When describing machines that can be used in the Imitation Game, he says “We permit every kind of engineering technique, even allowing the possibility that an engineer cannot satisfactorily describe the way it works”.
Near the end of the paper he also states “An important feature of a learning machine is that its teacher will often be very largely ignorant of quite what is going on inside, although he may still be able to some extent to predict his pupil’s behaviour”.
This remains one of the unresolved questions in machine learning, as the exact inner workings of these algorithms are not yet fully understood.

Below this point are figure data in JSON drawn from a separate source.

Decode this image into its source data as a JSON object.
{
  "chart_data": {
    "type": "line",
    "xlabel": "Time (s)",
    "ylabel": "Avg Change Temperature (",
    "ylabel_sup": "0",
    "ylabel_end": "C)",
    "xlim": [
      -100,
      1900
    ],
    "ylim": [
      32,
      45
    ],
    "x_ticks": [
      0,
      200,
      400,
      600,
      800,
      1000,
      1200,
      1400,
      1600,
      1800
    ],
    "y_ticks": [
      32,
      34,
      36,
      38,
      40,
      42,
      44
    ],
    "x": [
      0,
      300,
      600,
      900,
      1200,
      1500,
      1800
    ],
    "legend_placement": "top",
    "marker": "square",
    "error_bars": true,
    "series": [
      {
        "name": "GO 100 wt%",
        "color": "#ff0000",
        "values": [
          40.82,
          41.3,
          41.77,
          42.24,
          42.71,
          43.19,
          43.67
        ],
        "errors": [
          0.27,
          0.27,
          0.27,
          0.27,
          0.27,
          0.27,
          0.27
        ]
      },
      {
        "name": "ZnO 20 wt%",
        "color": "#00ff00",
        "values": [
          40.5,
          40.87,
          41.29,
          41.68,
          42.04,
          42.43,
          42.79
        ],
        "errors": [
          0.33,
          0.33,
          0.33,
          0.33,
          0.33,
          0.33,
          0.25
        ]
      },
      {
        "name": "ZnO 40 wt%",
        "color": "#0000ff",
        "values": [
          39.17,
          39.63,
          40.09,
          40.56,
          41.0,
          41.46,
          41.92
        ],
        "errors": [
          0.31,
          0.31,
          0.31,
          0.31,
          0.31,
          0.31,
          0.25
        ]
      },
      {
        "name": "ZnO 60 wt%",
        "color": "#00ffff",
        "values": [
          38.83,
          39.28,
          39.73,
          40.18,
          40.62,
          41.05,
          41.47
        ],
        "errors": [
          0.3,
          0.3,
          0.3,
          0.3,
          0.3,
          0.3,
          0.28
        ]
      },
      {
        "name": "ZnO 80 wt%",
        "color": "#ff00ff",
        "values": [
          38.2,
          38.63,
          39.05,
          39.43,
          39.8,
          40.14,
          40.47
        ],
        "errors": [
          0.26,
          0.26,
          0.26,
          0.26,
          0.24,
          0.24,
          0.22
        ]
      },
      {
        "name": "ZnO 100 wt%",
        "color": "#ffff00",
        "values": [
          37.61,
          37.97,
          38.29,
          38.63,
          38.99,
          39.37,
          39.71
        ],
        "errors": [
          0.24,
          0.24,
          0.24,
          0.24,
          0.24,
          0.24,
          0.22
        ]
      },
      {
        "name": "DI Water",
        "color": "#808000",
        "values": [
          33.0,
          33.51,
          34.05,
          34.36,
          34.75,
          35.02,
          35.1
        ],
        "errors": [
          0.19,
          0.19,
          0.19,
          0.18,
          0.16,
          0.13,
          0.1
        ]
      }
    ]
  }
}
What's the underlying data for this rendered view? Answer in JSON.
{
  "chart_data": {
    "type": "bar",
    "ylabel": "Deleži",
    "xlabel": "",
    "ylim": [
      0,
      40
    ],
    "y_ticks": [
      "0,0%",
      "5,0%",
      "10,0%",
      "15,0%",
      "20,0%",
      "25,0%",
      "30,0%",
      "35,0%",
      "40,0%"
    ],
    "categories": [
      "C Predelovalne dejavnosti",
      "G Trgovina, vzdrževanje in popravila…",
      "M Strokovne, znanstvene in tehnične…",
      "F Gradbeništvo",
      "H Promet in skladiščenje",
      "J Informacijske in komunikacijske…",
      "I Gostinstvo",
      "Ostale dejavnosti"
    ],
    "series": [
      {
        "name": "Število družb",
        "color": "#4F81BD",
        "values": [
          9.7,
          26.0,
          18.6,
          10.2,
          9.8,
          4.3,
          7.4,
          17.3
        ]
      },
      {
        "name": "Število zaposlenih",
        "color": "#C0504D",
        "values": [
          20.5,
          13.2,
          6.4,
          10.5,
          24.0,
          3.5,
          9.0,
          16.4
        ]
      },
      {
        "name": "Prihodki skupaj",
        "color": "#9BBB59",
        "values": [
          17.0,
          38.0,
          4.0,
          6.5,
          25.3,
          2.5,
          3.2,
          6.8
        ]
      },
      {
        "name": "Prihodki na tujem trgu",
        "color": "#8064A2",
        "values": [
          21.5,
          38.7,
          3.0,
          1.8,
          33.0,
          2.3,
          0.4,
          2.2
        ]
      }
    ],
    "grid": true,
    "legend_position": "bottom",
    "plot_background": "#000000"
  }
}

Building and Training Models
Turing believes that instead of trying to produce a program to simulate the adult mind, trying to produce a ‘child’s brain’ and then teach it would be a better way to make machine’s think.
He then goes on to expand on this idea by breaking it into the child-programme (Algorithm type) and education process (training process).
Backpropagation (the modern training process for all machine learning algorithms) came out in the early 1960s, meaning Turing wrote of this process a decade before it was officially published.
Generalizability of Models
While explaining how complex the ‘child brain’ should be, he basically says that instead of making the child brain know everything, if it knows some rules, it should be able to deduce other rules from it.
For example, if a teacher says “Do your homework now”, some rules would be “Teacher says ‘Do your homework now’”, and “Everything the teacher says is true”. From this, the child brain would deduce that it should do its homework now.
This principle is the core idea of generalizability in models: the ability to accurately perform on new, unseen data by leveraging knowledge learned from previous data.
This innovative paper helped pave the way for artificial intelligence research to thrive. In today’s world, the Imitation Game is exceedingly relevant as machines become increasingly similar to humans. Things like text, voice and even video can now be replicated to a nearly indistinguishable degree, begging the question, can machines think?